Sentiments of global real estate markets not improved much as what;s next remains unclear
Sophie Chick, head of Savills World research team, comments: “Since our last survey at the end of March, the number of Covid-19 cases around the globe has more than doubled, but as many countries have reached peaks in the numbers of new infections, some clarity is emerging. Focus is now turning to what happens next, and in a few countries some nonessential sectors have reopened.
“While many countries remain in lockdown, the long term impact of Covid-19 is yet to be seen. Many believe the world will come out of this a different place. The forced isolation has accelerated the use of technology for communication and enabled flexible working from home. Supply chains have come under scrutiny, which may lead to more on-shoring or near-shoring as manufacturers look to diversify their supply networks, although the price sensitive consumer may mitigate the pace of change. The value of having access to a private outside space or a large public outdoor space is being realised as well as good Wi-Fi and a home office. Health and wellbeing, already a focus before the pandemic, are at the forefront of people’s minds. These changes to the way we live and work are all expected to have an impact on real estate markets worldwide.”
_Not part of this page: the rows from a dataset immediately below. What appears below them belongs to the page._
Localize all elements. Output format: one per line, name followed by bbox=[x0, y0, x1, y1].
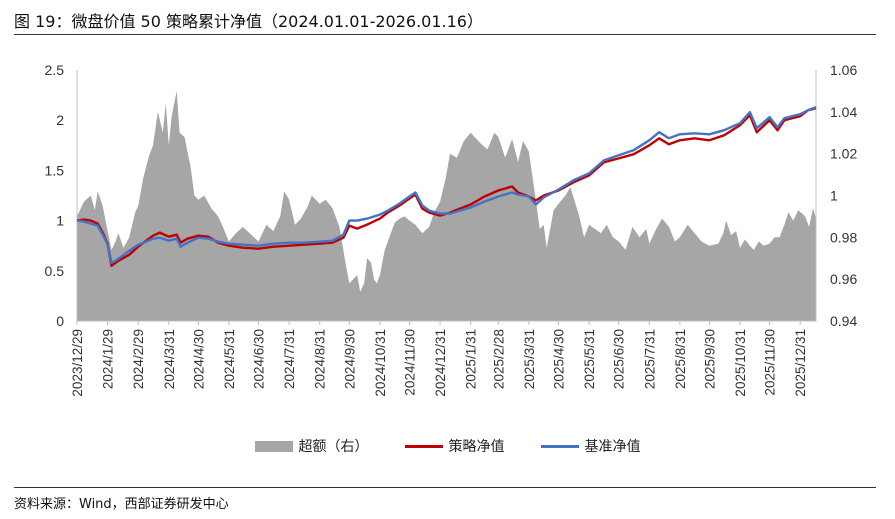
y-tick-label-left: 0 bbox=[56, 313, 64, 329]
x-tick-label: 2024/11/30 bbox=[403, 329, 418, 396]
strategy-nav-line bbox=[76, 107, 817, 267]
tick-label-layer: 0 0.5 1 1.5 2 2.5 0.94 0.96 0.98 1 1.02 1.04 1.06 202… bbox=[45, 62, 858, 397]
x-tick-label: 2025/8/31 bbox=[673, 329, 688, 389]
y-tick-label-right: 1.06 bbox=[830, 62, 857, 78]
x-tick-label: 2024/12/31 bbox=[433, 329, 448, 397]
excess-area bbox=[77, 90, 816, 322]
x-tick-label: 2024/8/31 bbox=[313, 329, 328, 389]
x-tick-label: 2025/5/31 bbox=[582, 329, 597, 389]
y-tick-label-right: 1 bbox=[830, 188, 838, 204]
x-tick-label: 2024/9/30 bbox=[342, 329, 357, 389]
y-tick-label-left: 1 bbox=[56, 213, 64, 229]
y-tick-label-left: 1.5 bbox=[45, 162, 65, 178]
y-tick-label-left: 2 bbox=[56, 112, 64, 128]
x-tick-label: 2025/4/30 bbox=[552, 329, 567, 389]
x-tick-label: 2024/2/29 bbox=[131, 329, 146, 389]
x-tick-label: 2024/7/31 bbox=[282, 329, 297, 389]
x-tick-label: 2024/5/31 bbox=[222, 329, 237, 389]
x-tick-label: 2024/4/30 bbox=[191, 329, 206, 389]
y-tick-label-left: 0.5 bbox=[45, 263, 65, 279]
excess-area-layer bbox=[77, 90, 816, 322]
line-layer bbox=[76, 105, 817, 267]
x-tick-label: 2025/3/31 bbox=[522, 329, 537, 389]
legend-swatch-excess bbox=[254, 440, 293, 452]
x-tick-label: 2024/10/31 bbox=[373, 329, 388, 397]
x-tick-label: 2025/12/31 bbox=[793, 329, 808, 397]
bottom-rule bbox=[14, 487, 876, 488]
x-tick-label: 2024/3/31 bbox=[162, 329, 177, 389]
x-tick-label: 2025/6/30 bbox=[612, 329, 627, 389]
y-tick-label-right: 0.96 bbox=[830, 271, 857, 287]
benchmark-nav-line bbox=[76, 105, 817, 264]
top-rule bbox=[14, 34, 876, 35]
y-tick-label-right: 1.04 bbox=[830, 104, 857, 120]
x-tick-label: 2025/10/31 bbox=[733, 329, 748, 397]
x-tick-label: 2024/6/30 bbox=[252, 329, 267, 389]
legend-item-excess: 超额（右） bbox=[254, 436, 369, 456]
chart-legend: 超额（右） 策略净值 基准净值 bbox=[0, 436, 895, 456]
axis-layer bbox=[76, 70, 817, 325]
legend-swatch-benchmark bbox=[540, 444, 579, 448]
y-tick-label-right: 0.94 bbox=[830, 313, 857, 329]
x-tick-label: 2025/11/30 bbox=[763, 329, 778, 396]
figure-title: 图 19：微盘价值 50 策略累计净值（2024.01.01-2026.01.1… bbox=[14, 12, 483, 31]
legend-item-benchmark: 基准净值 bbox=[540, 436, 641, 456]
legend-swatch-strategy bbox=[404, 444, 443, 448]
legend-label-benchmark: 基准净值 bbox=[584, 439, 641, 455]
x-tick-label: 2025/9/30 bbox=[702, 329, 717, 389]
x-tick-label: 2025/1/31 bbox=[464, 329, 479, 389]
y-tick-label-right: 0.98 bbox=[830, 229, 857, 245]
y-tick-label-right: 1.02 bbox=[830, 146, 857, 162]
legend-label-excess: 超额（右） bbox=[298, 439, 369, 455]
source-note: 资料来源：Wind，西部证券研发中心 bbox=[14, 497, 229, 512]
x-tick-label: 2023/12/29 bbox=[70, 329, 85, 397]
x-tick-label: 2025/7/31 bbox=[642, 329, 657, 389]
legend-item-strategy: 策略净值 bbox=[404, 436, 505, 456]
x-tick-label: 2025/2/28 bbox=[491, 329, 506, 389]
chart-area: 0 0.5 1 1.5 2 2.5 0.94 0.96 0.98 1 1.02 1.04 1.06 202… bbox=[45, 62, 858, 397]
y-tick-label-left: 2.5 bbox=[45, 62, 65, 78]
legend-label-strategy: 策略净值 bbox=[448, 439, 505, 455]
x-tick-label: 2024/1/29 bbox=[101, 329, 116, 389]
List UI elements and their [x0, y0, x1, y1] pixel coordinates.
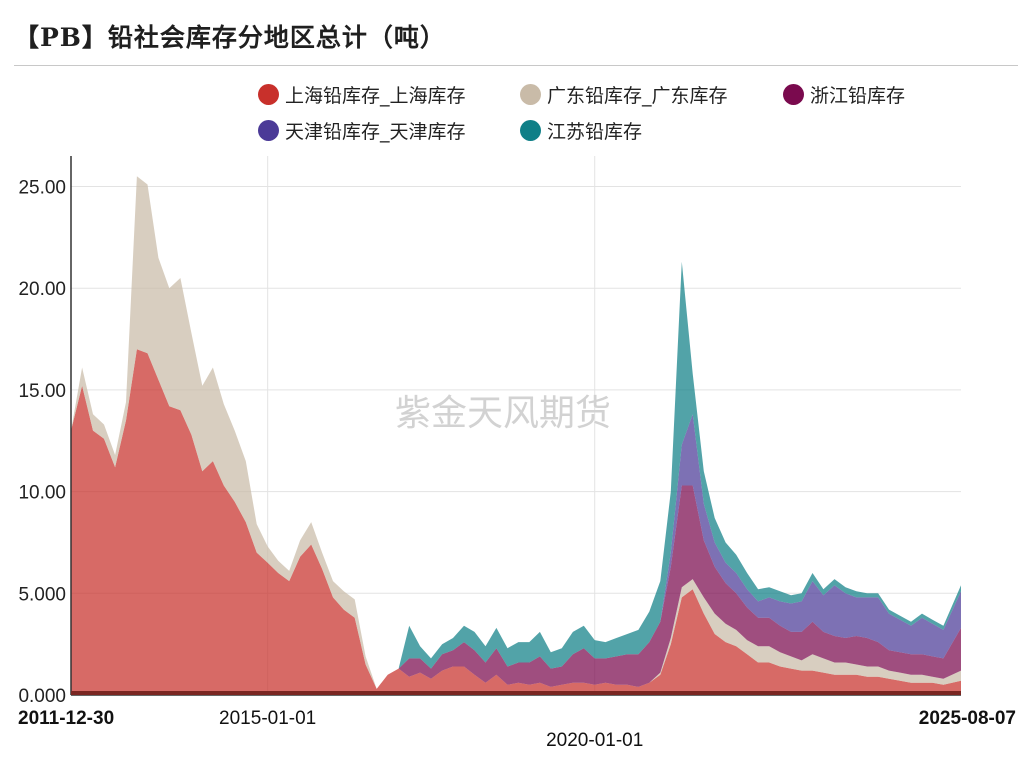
legend-label-tianjin: 天津铅库存_天津库存 [285, 121, 466, 143]
legend-label-shanghai: 上海铅库存_上海库存 [285, 85, 466, 107]
title-divider [14, 65, 1018, 66]
legend-label-zhejiang: 浙江铅库存 [810, 85, 906, 107]
chart-title: 【PB】铅社会库存分地区总计（吨） [14, 23, 446, 52]
legend-item-guangdong[interactable]: 广东铅库存_广东库存 [520, 81, 728, 108]
legend-item-jiangsu[interactable]: 江苏铅库存 [520, 117, 642, 144]
x-axis-ticks: 2011-12-30 2015-01-01 2020-01-01 2025-08-07 [18, 708, 1016, 751]
legend: 上海铅库存_上海库存 广东铅库存_广东库存 浙江铅库存 天津铅库存_天津库存 江… [0, 0, 1029, 150]
legend-swatch-zhejiang [783, 84, 804, 105]
y-tick-label-3: 15.00 [18, 381, 66, 402]
area-series-jiangsu [71, 176, 961, 689]
legend-label-guangdong: 广东铅库存_广东库存 [547, 85, 728, 107]
y-axis-ticks: 0.000 5.000 10.00 15.00 20.00 25.00 [18, 178, 66, 707]
stacked-areas [71, 176, 961, 695]
area-series-shanghai [71, 349, 961, 695]
y-tick-label-2: 10.00 [18, 483, 66, 504]
area-series-guangdong [71, 176, 961, 689]
x-tick-label-1: 2015-01-01 [219, 708, 316, 729]
baseline-band [71, 691, 961, 695]
area-series-tianjin [71, 176, 961, 689]
watermark: 紫金天风期货 [395, 392, 611, 433]
legend-swatch-shanghai [258, 84, 279, 105]
x-tick-label-2: 2020-01-01 [546, 730, 643, 751]
x-tick-label-3: 2025-08-07 [919, 708, 1016, 729]
y-tick-label-1: 5.000 [18, 584, 66, 605]
legend-item-zhejiang[interactable]: 浙江铅库存 [783, 81, 905, 108]
legend-swatch-jiangsu [520, 120, 541, 141]
y-tick-label-5: 25.00 [18, 178, 66, 199]
legend-item-shanghai[interactable]: 上海铅库存_上海库存 [258, 81, 466, 108]
legend-swatch-guangdong [520, 84, 541, 105]
x-tick-label-0: 2011-12-30 [18, 708, 114, 729]
y-tick-label-4: 20.00 [18, 279, 66, 300]
axes [70, 156, 961, 696]
y-tick-label-0: 0.000 [18, 686, 66, 707]
legend-label-jiangsu: 江苏铅库存 [547, 121, 643, 143]
legend-swatch-tianjin [258, 120, 279, 141]
legend-item-tianjin[interactable]: 天津铅库存_天津库存 [258, 117, 466, 144]
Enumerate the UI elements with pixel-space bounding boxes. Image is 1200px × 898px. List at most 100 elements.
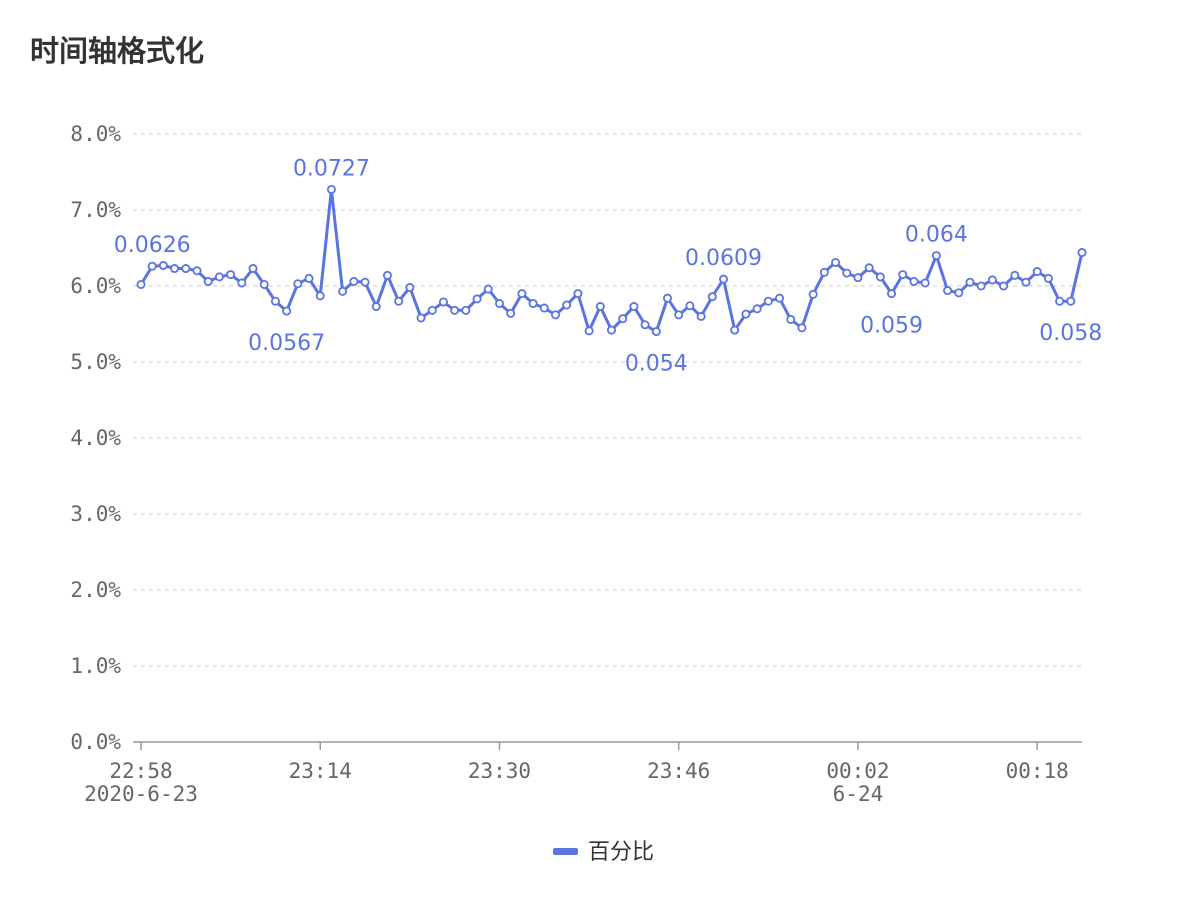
data-point [651, 327, 661, 337]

Singapore’s property sector to hibernate as global real estate markets sentiments move south
Alan Cheong, Head of Research & Consultancy at Savills Singapore, adds: “The extension of the partial lockdown in Singapore until the start of June means that the real estate market here would have to continue to hibernate.
“However, while there has been no overt activity, buyers are at the gates waiting for the freedom of passage to and from Singapore. During this period, there has certainly been no lack of enquiries on the office and industrial investment front. The biggest problem, which is a good problem, is finding enough sellers. For the private residential sector, this pandemic has accelerated the use of technological tools which beam out virtual tours of apartments to overseas buyers. Given similar restriction of movement overseas, many potential foreign buyers have a lot of spare time each day to pan through these virtual viewings.”